Accessing arguments’ attributes: 访问参数的属性:

class Point:
    def __init__(self,x,y):
        self.x ,self.y = x, y
point = Point(4,2)
formatstr = 'Thie point is ({key.x},{key.y})'.format(key = point) # key 可为其他 
print(formatstr)  # Thie point is (4,2)
formatstr = 'Thie point is ({point.x},{point.y})'.format(point = point) # point 可为其他 
print(formatstr)  # Thie point is (4,2)

Accessing arguments’ items: 访问参数的各项:

tupdata = ("leacoder","2019/04/17") # 元组
formatstr = 'The author is {0[0]},The time is {0[1]}'.format(tupdata)
print(formatstr)    # The author is leacoder,The time is 2019/04/17
formatstr = 'The author is {0[0]},The time is {0[1]}'.format(*tupdata)  # 注意区别
print(formatstr)    # The author is l,The time is e

Replacing %s and %r: 替换%s和%r: 使用 !s !r

formatstr = "repr() shows quotes: {!r}; str() doesn't: {!s}".format('test1', 'test2')
print(formatstr)    # repr() shows quotes: 'test1'; str() doesn't: test2

Aligning the text and specifying a width: 对齐文本并指定宽度:

formatstr = '{:<30}'.format('left aligned') # 左对齐 30位
print(formatstr)    # ‘left aligned                  ’  为了体现位数加了‘’
formatstr = '{:>30}'.format('right aligned')    # 右对齐 30位
print(formatstr)    # ‘                 right aligned’
formatstr = '{:^30}'.format('centered')  # 中间对齐 30位
print(formatstr)    # ‘           centered           ’
formatstr =  '{:*^30}'.format('centered')  # 使用* 作为填充字符
print(formatstr)    # ‘***********centered***********’

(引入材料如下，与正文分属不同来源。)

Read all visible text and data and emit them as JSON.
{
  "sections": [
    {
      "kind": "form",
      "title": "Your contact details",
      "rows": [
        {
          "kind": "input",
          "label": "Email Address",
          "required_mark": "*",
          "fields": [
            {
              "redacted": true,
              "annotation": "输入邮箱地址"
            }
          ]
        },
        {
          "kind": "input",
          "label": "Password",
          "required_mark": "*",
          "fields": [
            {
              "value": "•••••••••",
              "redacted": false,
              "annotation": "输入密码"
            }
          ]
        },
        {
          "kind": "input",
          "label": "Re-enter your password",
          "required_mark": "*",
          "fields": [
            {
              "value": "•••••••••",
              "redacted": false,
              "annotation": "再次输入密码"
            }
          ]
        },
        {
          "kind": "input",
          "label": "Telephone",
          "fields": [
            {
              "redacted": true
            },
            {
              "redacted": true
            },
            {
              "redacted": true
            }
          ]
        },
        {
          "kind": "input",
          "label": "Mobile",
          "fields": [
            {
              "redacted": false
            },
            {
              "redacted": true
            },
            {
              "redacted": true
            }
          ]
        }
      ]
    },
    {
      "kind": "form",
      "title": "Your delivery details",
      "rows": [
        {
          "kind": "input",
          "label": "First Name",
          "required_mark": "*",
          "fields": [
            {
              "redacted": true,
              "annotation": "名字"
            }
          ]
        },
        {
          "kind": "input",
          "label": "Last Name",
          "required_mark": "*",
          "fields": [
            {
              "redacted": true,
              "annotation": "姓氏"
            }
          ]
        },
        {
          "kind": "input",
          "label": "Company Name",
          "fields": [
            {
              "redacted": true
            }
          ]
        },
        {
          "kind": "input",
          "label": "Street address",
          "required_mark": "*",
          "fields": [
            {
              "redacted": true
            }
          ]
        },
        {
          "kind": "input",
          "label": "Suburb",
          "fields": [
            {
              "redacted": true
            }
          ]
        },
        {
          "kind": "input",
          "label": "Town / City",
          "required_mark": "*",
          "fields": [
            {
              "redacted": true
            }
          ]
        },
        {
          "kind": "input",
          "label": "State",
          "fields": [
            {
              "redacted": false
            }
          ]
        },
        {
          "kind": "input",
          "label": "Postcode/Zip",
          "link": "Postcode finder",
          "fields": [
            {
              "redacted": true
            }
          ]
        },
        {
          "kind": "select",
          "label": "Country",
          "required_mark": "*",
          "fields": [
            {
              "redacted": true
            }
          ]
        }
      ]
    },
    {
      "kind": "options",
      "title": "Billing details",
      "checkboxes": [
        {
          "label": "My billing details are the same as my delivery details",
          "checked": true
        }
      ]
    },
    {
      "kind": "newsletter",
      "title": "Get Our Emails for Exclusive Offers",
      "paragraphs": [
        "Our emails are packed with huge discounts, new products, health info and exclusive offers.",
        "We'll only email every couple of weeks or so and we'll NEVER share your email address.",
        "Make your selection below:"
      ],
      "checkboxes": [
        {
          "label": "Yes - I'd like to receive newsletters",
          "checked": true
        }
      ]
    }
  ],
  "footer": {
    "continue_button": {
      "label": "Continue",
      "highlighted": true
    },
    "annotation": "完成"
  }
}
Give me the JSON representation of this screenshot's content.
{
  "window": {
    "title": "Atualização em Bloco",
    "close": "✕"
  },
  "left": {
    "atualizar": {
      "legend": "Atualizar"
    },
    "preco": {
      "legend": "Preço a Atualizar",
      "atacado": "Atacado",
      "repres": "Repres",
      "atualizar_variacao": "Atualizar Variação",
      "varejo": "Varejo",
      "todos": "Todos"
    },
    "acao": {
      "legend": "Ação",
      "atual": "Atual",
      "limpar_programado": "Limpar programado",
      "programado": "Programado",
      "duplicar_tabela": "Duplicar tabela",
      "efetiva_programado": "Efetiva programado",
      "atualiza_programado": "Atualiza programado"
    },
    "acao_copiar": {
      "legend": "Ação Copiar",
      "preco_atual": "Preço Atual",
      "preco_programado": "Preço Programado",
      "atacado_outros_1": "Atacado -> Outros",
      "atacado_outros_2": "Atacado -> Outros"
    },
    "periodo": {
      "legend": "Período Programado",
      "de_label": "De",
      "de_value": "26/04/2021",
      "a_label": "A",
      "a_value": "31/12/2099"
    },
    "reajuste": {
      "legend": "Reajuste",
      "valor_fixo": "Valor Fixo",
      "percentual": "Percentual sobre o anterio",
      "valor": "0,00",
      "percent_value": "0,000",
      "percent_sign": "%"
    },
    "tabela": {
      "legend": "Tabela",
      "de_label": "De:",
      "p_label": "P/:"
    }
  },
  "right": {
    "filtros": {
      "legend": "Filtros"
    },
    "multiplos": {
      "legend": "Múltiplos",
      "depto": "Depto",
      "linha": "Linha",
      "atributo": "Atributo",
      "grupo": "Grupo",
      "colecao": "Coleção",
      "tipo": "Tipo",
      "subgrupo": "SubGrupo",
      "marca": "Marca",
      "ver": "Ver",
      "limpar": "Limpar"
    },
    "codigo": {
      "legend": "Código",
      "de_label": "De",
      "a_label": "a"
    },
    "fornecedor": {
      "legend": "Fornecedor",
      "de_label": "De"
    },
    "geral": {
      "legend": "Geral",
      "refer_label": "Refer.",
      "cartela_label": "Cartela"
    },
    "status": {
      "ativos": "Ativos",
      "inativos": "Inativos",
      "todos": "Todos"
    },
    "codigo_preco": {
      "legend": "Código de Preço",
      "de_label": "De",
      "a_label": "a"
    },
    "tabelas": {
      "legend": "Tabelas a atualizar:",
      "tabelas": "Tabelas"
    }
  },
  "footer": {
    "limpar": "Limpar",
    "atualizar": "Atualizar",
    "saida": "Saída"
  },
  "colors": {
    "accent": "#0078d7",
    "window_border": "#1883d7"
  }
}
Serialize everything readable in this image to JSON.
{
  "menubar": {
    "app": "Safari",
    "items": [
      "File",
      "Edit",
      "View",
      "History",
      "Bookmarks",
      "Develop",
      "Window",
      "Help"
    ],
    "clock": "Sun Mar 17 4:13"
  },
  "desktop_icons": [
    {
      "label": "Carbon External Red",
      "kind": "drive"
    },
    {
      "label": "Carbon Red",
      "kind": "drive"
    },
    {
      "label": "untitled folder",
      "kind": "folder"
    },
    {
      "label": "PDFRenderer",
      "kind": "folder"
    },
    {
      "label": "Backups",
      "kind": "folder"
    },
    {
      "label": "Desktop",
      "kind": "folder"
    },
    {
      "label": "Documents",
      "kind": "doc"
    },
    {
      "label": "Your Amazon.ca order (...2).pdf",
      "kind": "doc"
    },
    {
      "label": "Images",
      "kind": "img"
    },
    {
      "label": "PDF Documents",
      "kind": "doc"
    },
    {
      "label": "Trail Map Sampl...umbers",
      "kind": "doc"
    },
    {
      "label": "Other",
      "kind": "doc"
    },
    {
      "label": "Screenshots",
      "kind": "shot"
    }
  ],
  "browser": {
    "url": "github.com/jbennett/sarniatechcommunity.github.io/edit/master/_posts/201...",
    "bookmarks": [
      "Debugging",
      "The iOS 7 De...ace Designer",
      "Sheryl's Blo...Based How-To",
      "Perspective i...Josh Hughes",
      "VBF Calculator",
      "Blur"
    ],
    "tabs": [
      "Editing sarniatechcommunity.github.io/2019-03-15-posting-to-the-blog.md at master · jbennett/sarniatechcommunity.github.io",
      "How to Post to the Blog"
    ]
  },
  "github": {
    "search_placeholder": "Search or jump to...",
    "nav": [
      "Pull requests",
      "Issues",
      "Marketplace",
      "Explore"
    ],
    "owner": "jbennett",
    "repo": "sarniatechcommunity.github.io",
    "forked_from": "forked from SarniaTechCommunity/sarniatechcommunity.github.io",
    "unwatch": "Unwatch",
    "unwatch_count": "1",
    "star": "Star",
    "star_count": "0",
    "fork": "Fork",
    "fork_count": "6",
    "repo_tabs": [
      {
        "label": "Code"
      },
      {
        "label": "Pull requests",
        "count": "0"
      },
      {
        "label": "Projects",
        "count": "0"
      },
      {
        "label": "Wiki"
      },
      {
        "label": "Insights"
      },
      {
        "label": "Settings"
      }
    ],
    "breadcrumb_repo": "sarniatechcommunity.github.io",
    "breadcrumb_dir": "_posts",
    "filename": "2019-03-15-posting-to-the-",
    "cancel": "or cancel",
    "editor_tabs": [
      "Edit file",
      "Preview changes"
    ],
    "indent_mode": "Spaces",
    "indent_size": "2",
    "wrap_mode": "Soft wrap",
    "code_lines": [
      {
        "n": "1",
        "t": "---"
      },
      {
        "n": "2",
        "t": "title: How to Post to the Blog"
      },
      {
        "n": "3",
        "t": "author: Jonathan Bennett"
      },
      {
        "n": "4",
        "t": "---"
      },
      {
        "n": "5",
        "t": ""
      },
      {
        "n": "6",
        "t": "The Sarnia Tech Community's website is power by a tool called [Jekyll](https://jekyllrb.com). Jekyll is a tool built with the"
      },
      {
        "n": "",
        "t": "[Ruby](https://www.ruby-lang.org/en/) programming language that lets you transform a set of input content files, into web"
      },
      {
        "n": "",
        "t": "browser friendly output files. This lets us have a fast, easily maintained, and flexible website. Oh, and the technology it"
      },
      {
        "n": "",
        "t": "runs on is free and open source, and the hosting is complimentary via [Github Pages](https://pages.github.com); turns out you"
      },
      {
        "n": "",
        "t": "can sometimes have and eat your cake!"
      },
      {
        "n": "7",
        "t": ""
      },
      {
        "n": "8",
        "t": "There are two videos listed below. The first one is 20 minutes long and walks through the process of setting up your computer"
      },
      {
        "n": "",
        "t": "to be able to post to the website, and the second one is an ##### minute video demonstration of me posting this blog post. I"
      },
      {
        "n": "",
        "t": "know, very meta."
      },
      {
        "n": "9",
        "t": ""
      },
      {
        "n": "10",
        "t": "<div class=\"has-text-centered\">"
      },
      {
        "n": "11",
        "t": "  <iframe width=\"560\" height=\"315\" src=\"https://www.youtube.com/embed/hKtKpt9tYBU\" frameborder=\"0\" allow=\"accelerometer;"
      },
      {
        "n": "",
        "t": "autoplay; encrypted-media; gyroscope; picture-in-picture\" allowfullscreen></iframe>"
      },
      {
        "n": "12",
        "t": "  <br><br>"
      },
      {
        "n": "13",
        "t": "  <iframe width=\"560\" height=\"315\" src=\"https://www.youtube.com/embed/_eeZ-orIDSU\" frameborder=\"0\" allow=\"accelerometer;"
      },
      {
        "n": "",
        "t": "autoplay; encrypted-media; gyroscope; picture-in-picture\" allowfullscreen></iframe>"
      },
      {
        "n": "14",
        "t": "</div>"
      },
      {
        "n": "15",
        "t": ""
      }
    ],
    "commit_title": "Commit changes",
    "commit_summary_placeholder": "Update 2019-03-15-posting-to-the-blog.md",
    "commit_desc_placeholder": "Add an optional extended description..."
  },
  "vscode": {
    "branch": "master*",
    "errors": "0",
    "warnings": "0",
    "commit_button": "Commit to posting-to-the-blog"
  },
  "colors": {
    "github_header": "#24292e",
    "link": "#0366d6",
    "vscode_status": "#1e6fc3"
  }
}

Replacing %+f, %-f, and % f and specifying a sign: 替换%+ f,% - f和%f并指定符号:

formatstr = '{:+f}; {:+f}'.format(3.14, -3.14)  # 总是显示它符号
print(formatstr)    # ‘+3.140000; -3.140000’
formatstr = '{: f}; {: f}'.format(3.14, -3.14)  # 正数前显示空格
print(formatstr)    # ‘ 3.140000; -3.140000’
formatstr = '{:-f}; {:-f}'.format(3.14, -3.14)  # 只显示负号 同 '{:f}; {:f}'
print(formatstr)    # ‘3.140000; -3.140000’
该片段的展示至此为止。